# BiGAN / ALI
![Bigan_architecture](https://i.imgur.com/FglUXHR.png)

In [None]:
!pip install torch torchvision matplotlib

In [None]:
from datetime import datetime
from itertools import chain

import matplotlib.pyplot as plt
import torch
import torch.nn as nn
import torch.optim as optim
from torch.utils.data import DataLoader
from torchvision import datasets, transforms

In [None]:
device = torch.device('cuda' if torch.cuda.is_available() else 'cpu')

In thic cell we initialize the data loaders for the MNIST dataset that will be used for provide data to training loop later.

Here, we also specify size of the minibatch.

In [None]:
batch_size = 100

train_data = datasets.MNIST('data/mnist', train=True, download=True,
                           transform=transforms.ToTensor())

train_dataloader = DataLoader(train_data, batch_size=batch_size, shuffle=True, 
                              num_workers=4, pin_memory=True)

In this cell we specify dimensions of vectors for:
* `X_len` - linearized images (MNIST containes images of size $28 \times 28 = 784$)
* `z_len` - encoding vector.
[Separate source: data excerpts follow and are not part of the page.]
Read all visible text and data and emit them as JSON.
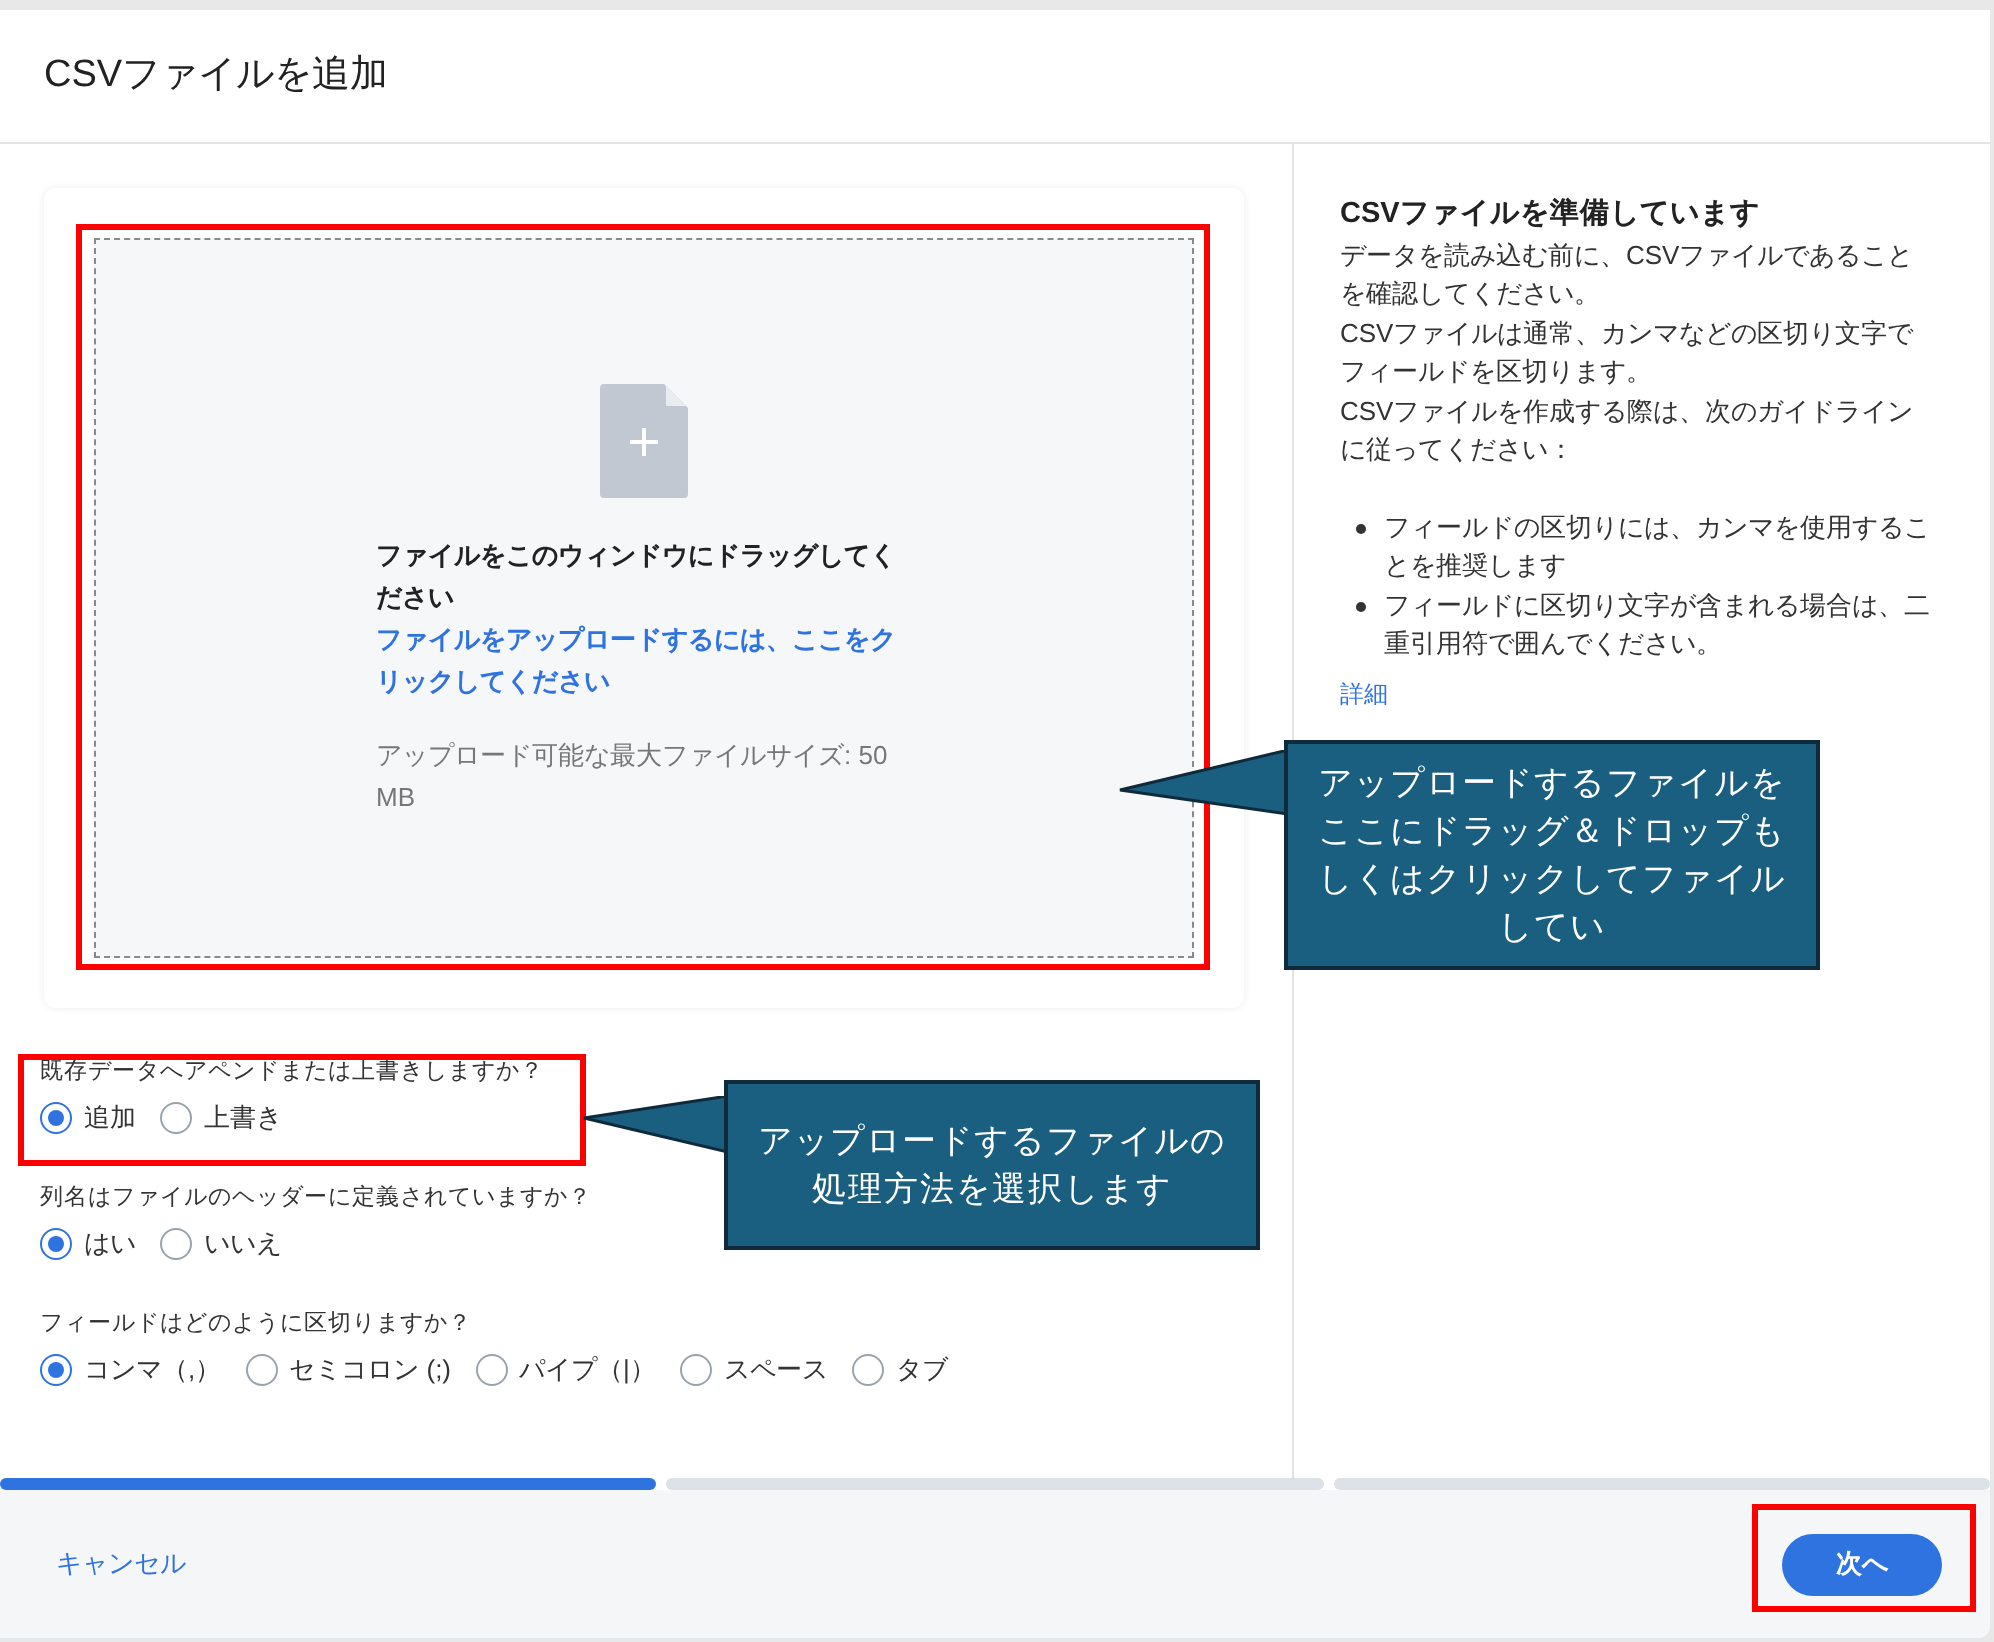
{
  "dialog": {
    "title": "CSVファイルを追加"
  },
  "drop_zone": {
    "instruction": "ファイルをこのウィンドウにドラッグしてください",
    "upload_link": "ファイルをアップロードするには、ここをクリックしてください",
    "size_limit": "アップロード可能な最大ファイルサイズ: 50 MB"
  },
  "questions": [
    {
      "label": "既存データへアペンドまたは上書きしますか？",
      "options": [
        {
          "label": "追加",
          "selected": true
        },
        {
          "label": "上書き",
          "selected": false
        }
      ]
    },
    {
      "label": "列名はファイルのヘッダーに定義されていますか？",
      "options": [
        {
          "label": "はい",
          "selected": true
        },
        {
          "label": "いいえ",
          "selected": false
        }
      ]
    },
    {
      "label": "フィールドはどのように区切りますか？",
      "options": [
        {
          "label": "コンマ（,）",
          "selected": true
        },
        {
          "label": "セミコロン (;)",
          "selected": false
        },
        {
          "label": "パイプ（|）",
          "selected": false
        },
        {
          "label": "スペース",
          "selected": false
        },
        {
          "label": "タブ",
          "selected": false
        }
      ]
    }
  ],
  "help": {
    "title": "CSVファイルを準備しています",
    "paragraphs": [
      "データを読み込む前に、CSVファイルであることを確認してください。",
      "CSVファイルは通常、カンマなどの区切り文字でフィールドを区切ります。",
      "CSVファイルを作成する際は、次のガイドラインに従ってください："
    ],
    "bullets": [
      "フィールドの区切りには、カンマを使用することを推奨します",
      "フィールドに区切り文字が含まれる場合は、二重引用符で囲んでください。"
    ],
    "link": "詳細"
  },
  "progress": [
    {
      "selected": true
    },
    {
      "selected": false
    },
    {
      "selected": false
    }
  ],
  "footer": {
    "cancel": "キャンセル",
    "next": "次へ"
  },
  "callouts": [
    "アップロードするファイルをここにドラッグ＆ドロップもしくはクリックしてファイルしてい",
    "アップロードするファイルの処理方法を選択します"
  ]
}
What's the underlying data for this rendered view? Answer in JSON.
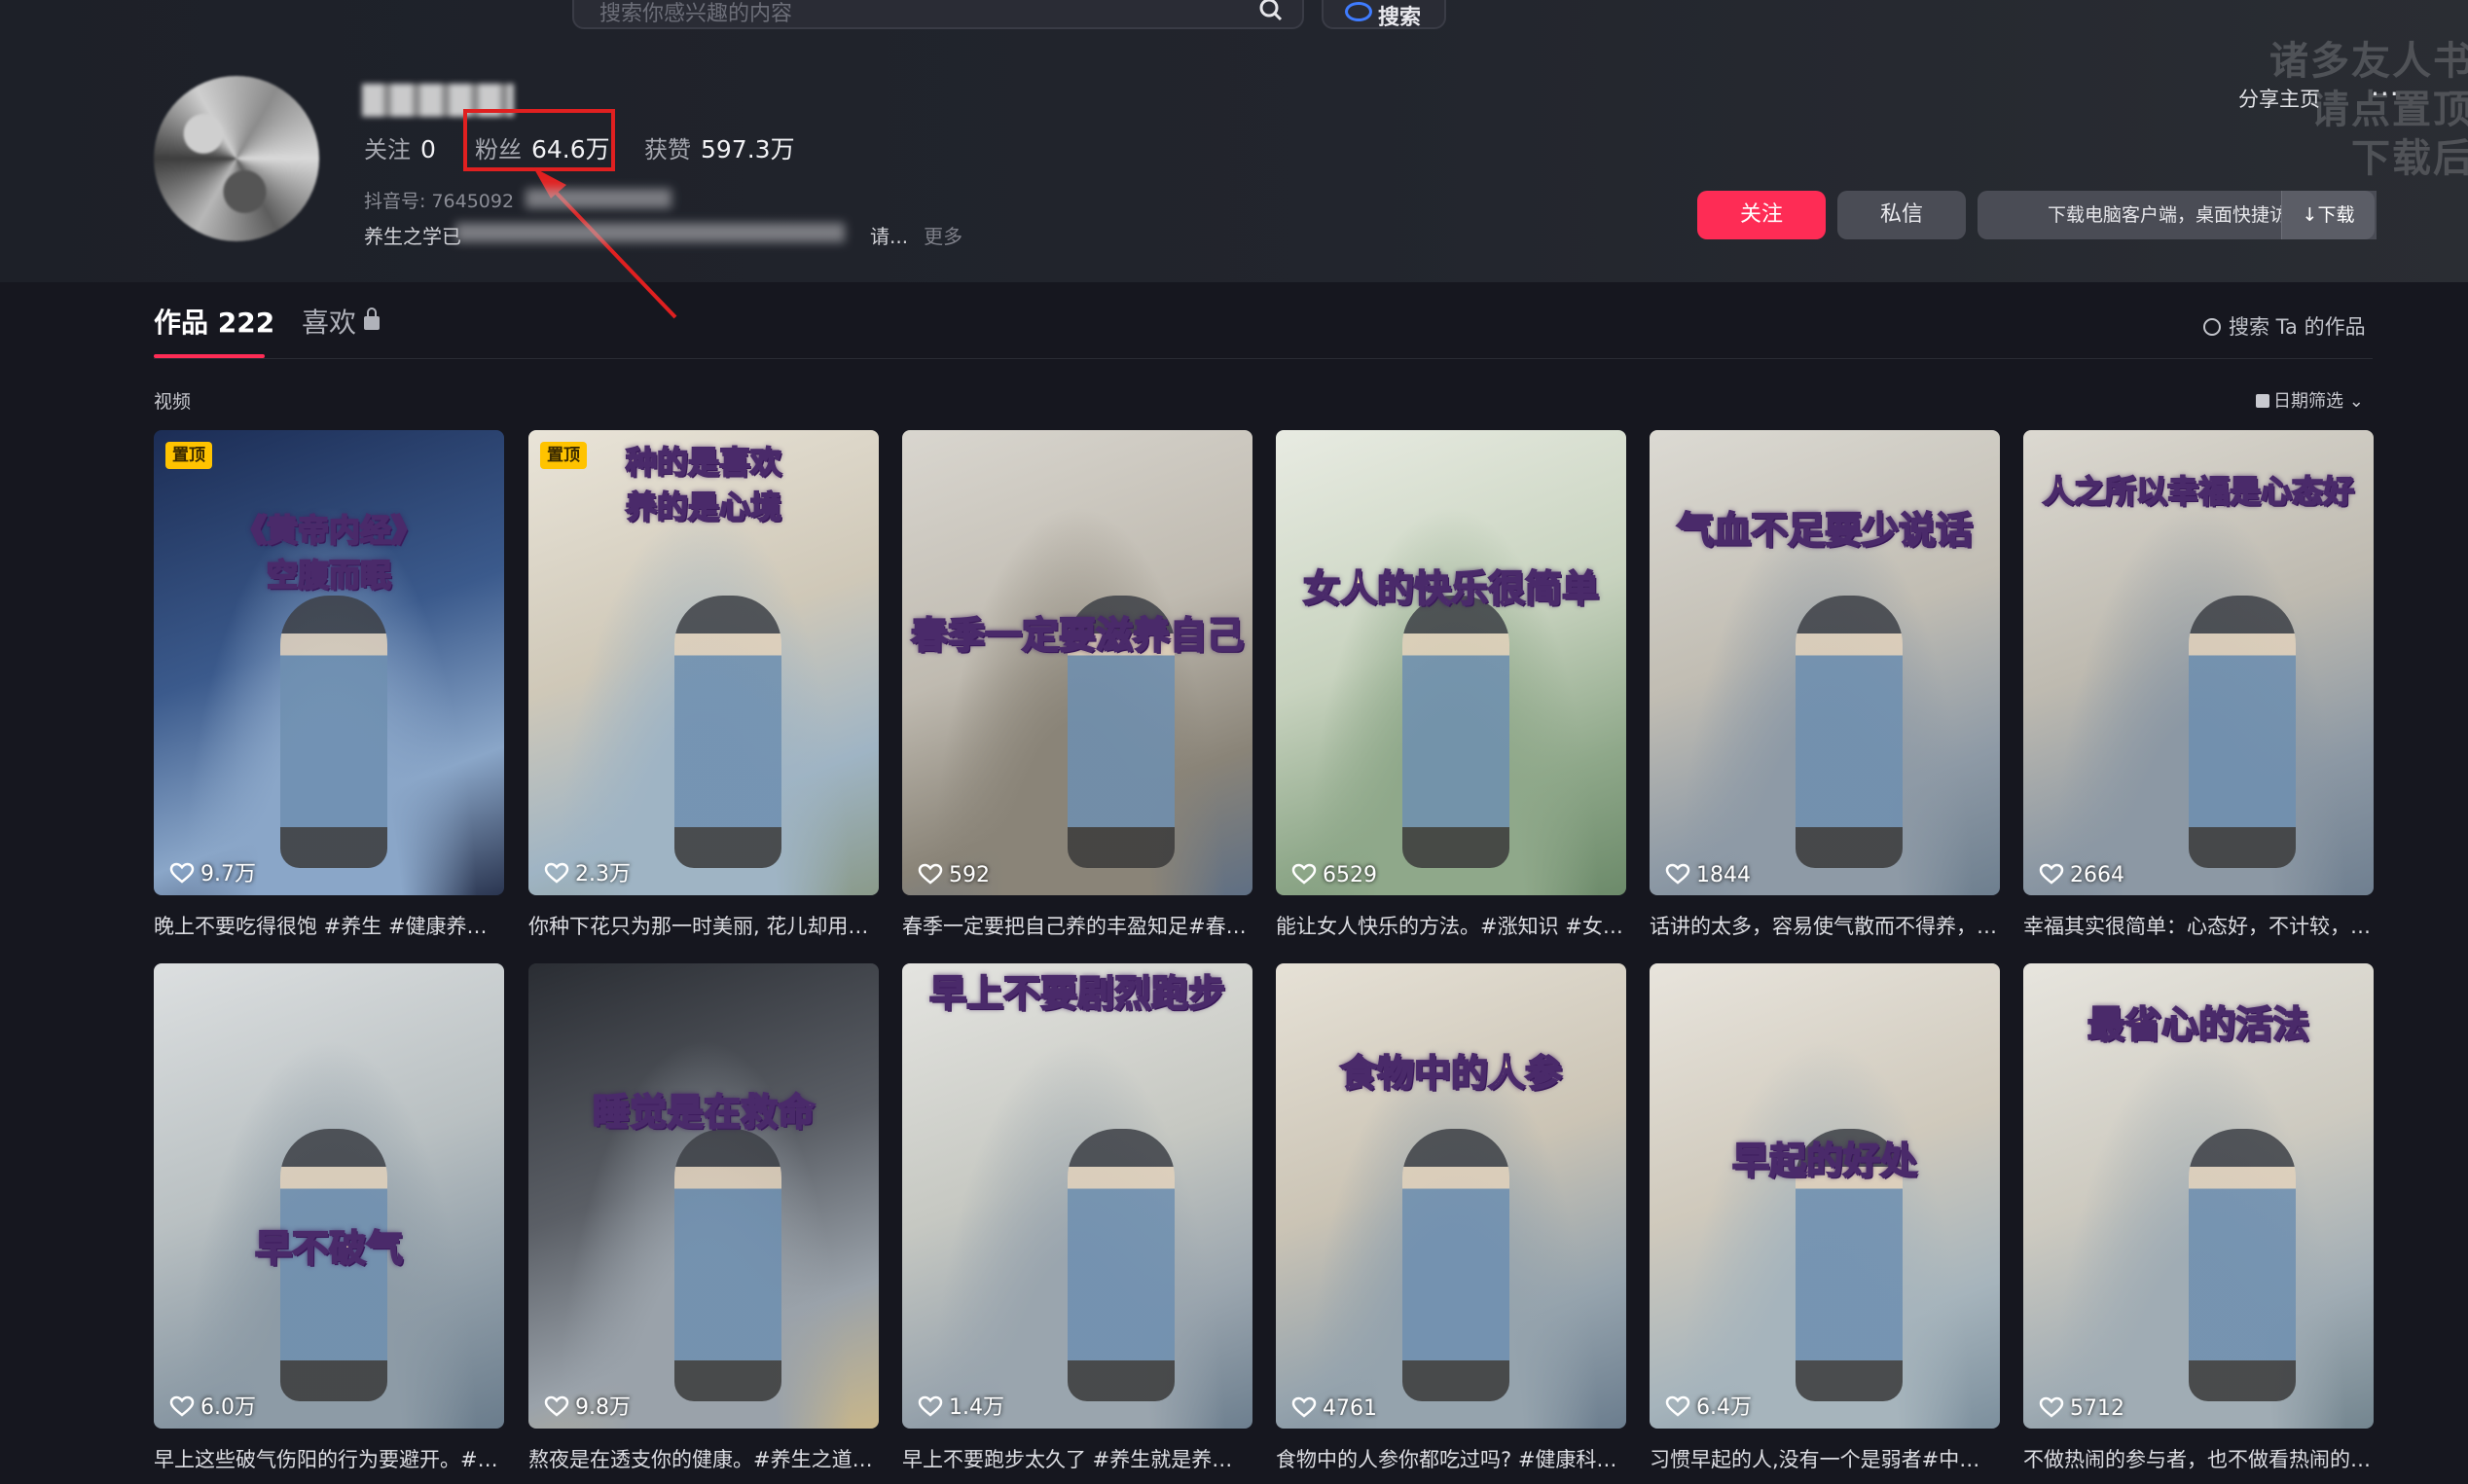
{
  "header": {
    "search_placeholder": "搜索你感兴趣的内容",
    "ai_search_label": "搜索",
    "watermark_lines": [
      "诸多友人书",
      "请点置顶",
      "下载后"
    ],
    "share_label": "分享主页",
    "more_label": "···"
  },
  "profile": {
    "stats": [
      {
        "label": "关注",
        "value": "0"
      },
      {
        "label": "粉丝",
        "value": "64.6万"
      },
      {
        "label": "获赞",
        "value": "597.3万"
      }
    ],
    "douyin_id_label": "抖音号: 7645092",
    "bio_start": "养生之学已",
    "bio_end": "请...",
    "more_label": "更多"
  },
  "actions": {
    "follow": "关注",
    "message": "私信",
    "download_tip": "下载电脑客户端，桌面快捷访问",
    "download": "↓下载"
  },
  "tabs": {
    "works": "作品 222",
    "likes": "喜欢",
    "search_works": "搜索 Ta 的作品",
    "section_label": "视频",
    "date_filter": "日期筛选"
  },
  "videos": [
    {
      "title": "《黄帝内经》\n空腹而眠",
      "likes": "9.7万",
      "pinned": true,
      "caption": "晚上不要吃得很饱 #养生 #健康养生 …"
    },
    {
      "title": "种的是喜欢\n养的是心境",
      "likes": "2.3万",
      "pinned": true,
      "caption": "你种下花只为那一时美丽, 花儿却用…"
    },
    {
      "title": "春季一定要滋养自己",
      "likes": "592",
      "pinned": false,
      "caption": "春季一定要把自己养的丰盈知足#春…"
    },
    {
      "title": "女人的快乐很简单",
      "likes": "6529",
      "pinned": false,
      "caption": "能让女人快乐的方法。#涨知识 #女…"
    },
    {
      "title": "气血不足要少说话",
      "likes": "1844",
      "pinned": false,
      "caption": "话讲的太多，容易使气散而不得养，…"
    },
    {
      "title": "人之所以幸福是心态好",
      "likes": "2664",
      "pinned": false,
      "caption": "幸福其实很简单：心态好，不计较，…"
    },
    {
      "title": "早不破气",
      "likes": "6.0万",
      "pinned": false,
      "caption": "早上这些破气伤阳的行为要避开。#…"
    },
    {
      "title": "睡觉是在救命",
      "likes": "9.8万",
      "pinned": false,
      "caption": "熬夜是在透支你的健康。#养生之道 …"
    },
    {
      "title": "早上不要剧烈跑步",
      "likes": "1.4万",
      "pinned": false,
      "caption": "早上不要跑步太久了 #养生就是养健…"
    },
    {
      "title": "食物中的人参",
      "likes": "4761",
      "pinned": false,
      "caption": "食物中的人参你都吃过吗? #健康科…"
    },
    {
      "title": "早起的好处",
      "likes": "6.4万",
      "pinned": false,
      "caption": "习惯早起的人,没有一个是弱者#中式…"
    },
    {
      "title": "最省心的活法",
      "likes": "5712",
      "pinned": false,
      "caption": "不做热闹的参与者，也不做看热闹的…"
    }
  ],
  "pin_label": "置顶"
}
Here, 64 is used, but you can try smaller or larger vectors


In [None]:
X_len = 28 * 28
z_len = 64

Model of an Encoder $E: X \rightarrow z$ - takes linearized images $X \in [0, 1]^{784}$ as an input and returns encoding $z \in \mathbb{R}^{h}$, where $h$ - length of a vector specified by `z_len` in previous cell.







In [None]:
class Encoder(nn.Module):
  def __init__(self, X_dim, z_dim):
    super().__init__()
    
    self.model = nn.Sequential(
      torch.nn.Linear(X_dim, 128),
      torch.nn.ReLU(),
      torch.nn.Linear(128, z_dim)
    )
  
  def forward(self, X):
    z = self.model(X)
    return z

Model of a Generator $G: z \rightarrow X$ - takes feature vecor $z$ sampled from unit gaussian distribution $z \sim \mathcal{N}(0, I)  \in \mathbb{R}^{h}$ and produces a linearized image $X \in [0, 1]^{784}$







In [None]:
class Generator(nn.Module):
  def __init__(self, X_dim, z_dim):
    super().__init__()
    
    self.model = nn.Sequential(
      torch.nn.Linear(z_dim, 128),
      torch.nn.ReLU(),
      torch.nn.Linear(128, X_dim),
      torch.nn.Sigmoid()
    )
  
  def forward(self, z):
    X = self.model(z)
    return X

Model of a Discriminator $D: (X, z) \rightarrow [0, 1]$ - takes linearized image $X$ (taken from the dataset or generated by a Generator) and feature vecor $z$ (sampled or infered by an Encoder) and returns the probability, that input is a pair of type $(X, E(X))$







In [None]:
class Discriminator(nn.Module):
  def __init__(self, x_dim, z_dim):
    super().__init__()
    
    self.model = nn.Sequential(
      torch.nn.Linear(x_dim + z_dim, 128),
      torch.nn.ReLU(),
      torch.nn.Linear(128, 1),
      torch.nn.Sigmoid()
    )
  
  def forward(self, X, z):
    Xz = torch.cat([X, z], dim=1)
    p = self.model(Xz)
    return p

In [None]:
E = Encoder(X_dim=X_len, z_dim=z_len).to(device)
G = Generator(X_dim=X_len, z_dim=z_len).to(device)
D = Discriminator(x_dim=X_len, z_dim=z_len).to(device)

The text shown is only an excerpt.